Les enjeux liés à l’agriculture sont critiques pour l’humanité depuis le néolithique. La période actuelle n’échappe pas à cet état de fait et révèle même de nouvelles problématiques et de nouvelles fragilités auxquelles les sociétés doivent faire face. Le besoin de nourrir une population en forte augmentation s’accompagne désormais de la nécessité de faire évoluer les modes de culture pour être plus respectueux de l’environnement, des contraintes liées au changement climatique ou encore de l’exigence de qualité et de relocalisation de la production. La crise sanitaire récente a rappelé que même dans les sociétés les plus avancées, des tensions sur les marchés alimentaires pouvaient rapidement resurgir et que l’agriculture restait un des principaux domaines stratégiques pour la France.
Pour faire face à ces enjeux, une nouvelle révolution agricole est en marche. Elle bénéficie grandement de l’apport des nouvelles technologies numériques et de l’intelligence artificielle. Le premier objectif de cet article est de présenter les fondements mathématiques, les méthodologies et les techniques mis en jeu pour la transformation digitale du secteur. Le second objectif est d’illustrer sur quelques cas pratiques la mise en œuvre des technologies et comment elles affectent ou affecteront l’agriculture. On peut identifier deux grands axes scientifiques sur lesquels sont développées les nouvelles technologies numériques pour l’agriculture : la modélisation mathématique des processus et l’intelligence artificielle à partir des données agroenvironnementales.
Dans la première partie de cet article, nous montrerons comment la compréhension du fonctionnement des plantes et des cultures en interaction avec leur environnement permet le développement de modèles intégratifs décrivant la dynamique de croissance et la constitution du rendement. Les problématiques scientifiques sont alors celles rencontrées classiquement en modélisation : quelles sont les bonnes échelles de description (temporelle et spatiale), quels processus doivent être pris en compte en fonction de l’objectif visé, quel est le bon compromis entre précision et robustesse, comment paramétrer le modèle pour qu’il corresponde à la situation d’intérêt ? Une fois le modèle construit et paramétré, on peut alors le simuler pour réaliser des prévisions de rendement ou l’optimiser pour déterminer de meilleures conduites culturales.
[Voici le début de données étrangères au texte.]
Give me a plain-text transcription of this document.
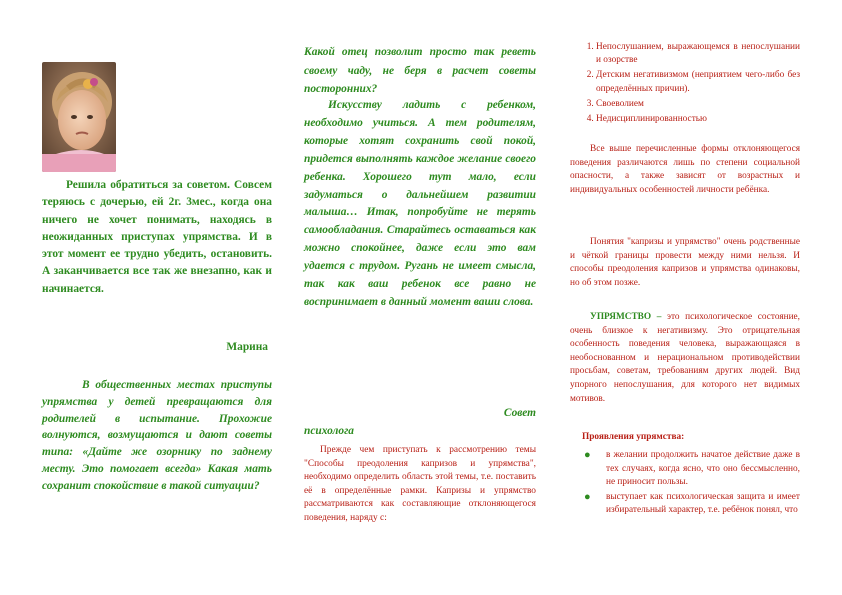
Решила обратиться за советом. Совсем теряюсь с дочерью, ей 2г. 3мес., когда она ничего не хочет понимать, находясь в неожиданных приступах упрямства. И в этот момент ее трудно убедить, остановить. А заканчивается все так же внезапно, как и начинается.

Марина

В общественных местах приступы упрямства у детей превращаются для родителей в испытание. Прохожие волнуются, возмущаются и дают советы типа: «Дайте же озорнику по заднему месту. Это помогает всегда» Какая мать сохранит спокойствие в такой ситуации?

Какой отец позволит просто так реветь своему чаду, не беря в расчет советы посторонних?

Искусству ладить с ребенком, необходимо учиться. А тем родителям, которые хотят сохранить свой покой, придется выполнять каждое желание своего ребенка. Хорошего тут мало, если задуматься о дальнейшем развитии малыша… Итак, попробуйте не терять самообладания. Старайтесь оставаться как можно спокойнее, даже если это вам удается с трудом. Ругань не имеет смысла, так как ваш ребенок все равно не воспринимает в данный момент ваши слова.

Совет
психолога

Прежде чем приступать к рассмотрению темы "Способы преодоления капризов и упрямства", необходимо определить область этой темы, т.е. поставить её в определённые рамки. Капризы и упрямство рассматриваются как составляющие отклоняющегося поведения, наряду с:

1. Непослушанием, выражающемся в непослушании и озорстве
2. Детским негативизмом (неприятием чего-либо без определённых причин).
3. Своеволием
4. Недисциплинированностью

Все выше перечисленные формы отклоняющегося поведения различаются лишь по степени социальной опасности, а также зависят от возрастных и индивидуальных особенностей личности ребёнка.

Понятия "капризы и упрямство" очень родственные и чёткой границы провести между ними нельзя. И способы преодоления капризов и упрямства одинаковы, но об этом позже.

УПРЯМСТВО – это психологическое состояние, очень близкое к негативизму. Это отрицательная особенность поведения человека, выражающаяся в необоснованном и нерациональном противодействии просьбам, советам, требованиям других людей. Вид упорного непослушания, для которого нет видимых мотивов.

Проявления упрямства:

● в желании продолжить начатое действие даже в тех случаях, когда ясно, что оно бессмысленно, не приносит пользы.
● выступает как психологическая защита и имеет избирательный характер, т.е. ребёнок понял, что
Dans la seconde partie de cet article nous verrons que l’agriculture n’échappe pas à la grande tendance de l’explosion des données : multiplication des capteurs aux champs ou sur des tracteurs intelligents, imagerie satellitaire ou drone, données pédoclimatiques, statistiques agricoles… Cette grande disponibilité des données ouvre la voie à l’apprentissage statistique et aux nouvelles méthodes de l’intelligence artificielle.
Finalement, nous terminerons en essayant d’esquisser les grandes tendances à venir et en soulignant quelques-uns des nombreux défis scientifiques et technologiques qu’il reste à relever.